Original Crane Hook plots had land held in common
From
Crane Hook on The Delaware by Jeannette Eckman
with permission of the Delaware Swedish Colonial Society
PDF (7mb) p 24
Whether the Dutch farmers had individual tracts to cultivate
or used the land in common is not known. The people of Crane
Hook were said to have received their land from the Dutch in
one tract. Before the building of Crane Hook Church, however,
the land had been divided into typical Dutch grants as deeds
and court records show, eight of them, 18 rods wide facing the
river with a larger tract at each end (Crane Hook Map I), each
plantation having in front of it a stretch of marsh of the same
width extending to the water's edge, each of these plots or
plantations, called "home lots" extended 150 rods west to the
border of a large tract of forest or woodland, which was held
in common by the home lot owners. This arrangement repeated ;
that previously mentioned at "Fyre Hook" (Furu Udden), a
typical land grant method in the Dutch period, reproducing the
neat patterns of small farm communities in Holland.

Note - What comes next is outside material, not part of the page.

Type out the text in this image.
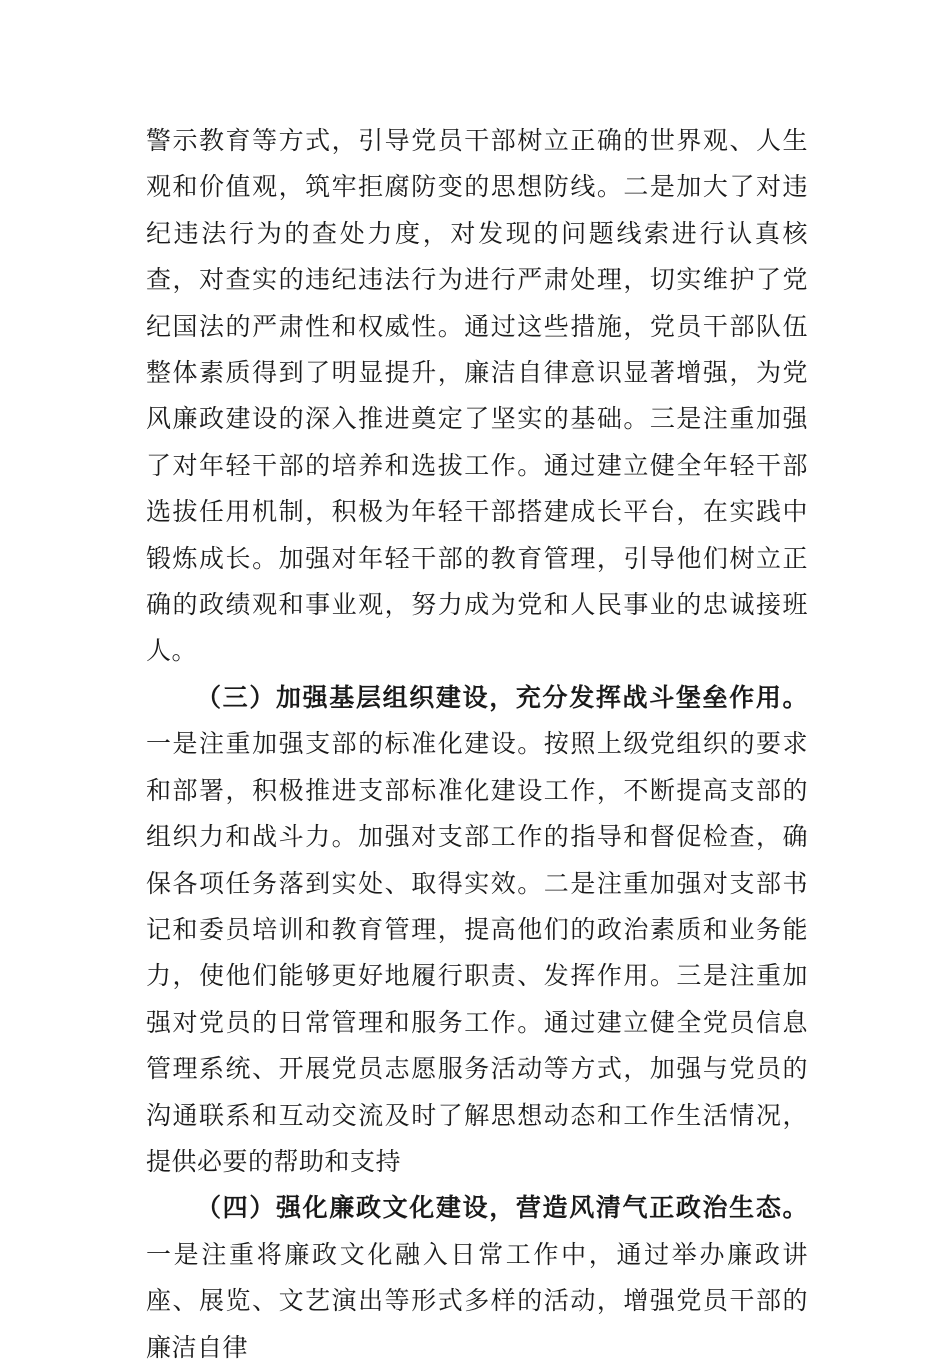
警示教育等方式，引导党员干部树立正确的世界观、人生观和价值观，筑牢拒腐防变的思想防线。二是加大了对违纪违法行为的查处力度，对发现的问题线索进行认真核查，对查实的违纪违法行为进行严肃处理，切实维护了党纪国法的严肃性和权威性。通过这些措施，党员干部队伍整体素质得到了明显提升，廉洁自律意识显著增强，为党风廉政建设的深入推进奠定了坚实的基础。三是注重加强了对年轻干部的培养和选拔工作。通过建立健全年轻干部选拔任用机制，积极为年轻干部搭建成长平台，在实践中锻炼成长。加强对年轻干部的教育管理，引导他们树立正确的政绩观和事业观，努力成为党和人民事业的忠诚接班人。

（三）加强基层组织建设，充分发挥战斗堡垒作用。一是注重加强支部的标准化建设。按照上级党组织的要求和部署，积极推进支部标准化建设工作，不断提高支部的组织力和战斗力。加强对支部工作的指导和督促检查，确保各项任务落到实处、取得实效。二是注重加强对支部书记和委员培训和教育管理，提高他们的政治素质和业务能力，使他们能够更好地履行职责、发挥作用。三是注重加强对党员的日常管理和服务工作。通过建立健全党员信息管理系统、开展党员志愿服务活动等方式，加强与党员的沟通联系和互动交流及时了解思想动态和工作生活情况，提供必要的帮助和支持

（四）强化廉政文化建设，营造风清气正政治生态。一是注重将廉政文化融入日常工作中，通过举办廉政讲座、展览、文艺演出等形式多样的活动，增强党员干部的廉洁自律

English confirmations
of the Fyre Hook tracts are identical patents to the
eight owners by name, followed by a separate patent naming all
the owners of the individual plots and granting them an adjoining
tract of meadow ground "not mentioned in their several patents,"
to be held "in common." Similar confirming patents for the
Crane Hook owners except for Simon Jansen are missing, but the
information concerning those plots is supplied by other documents
to be cited later.
Today, the Trustees of New Castle Common oversee land that is held in common. In this case it was granted by Penn in 1704
apparently on the basis of this Dutch custom.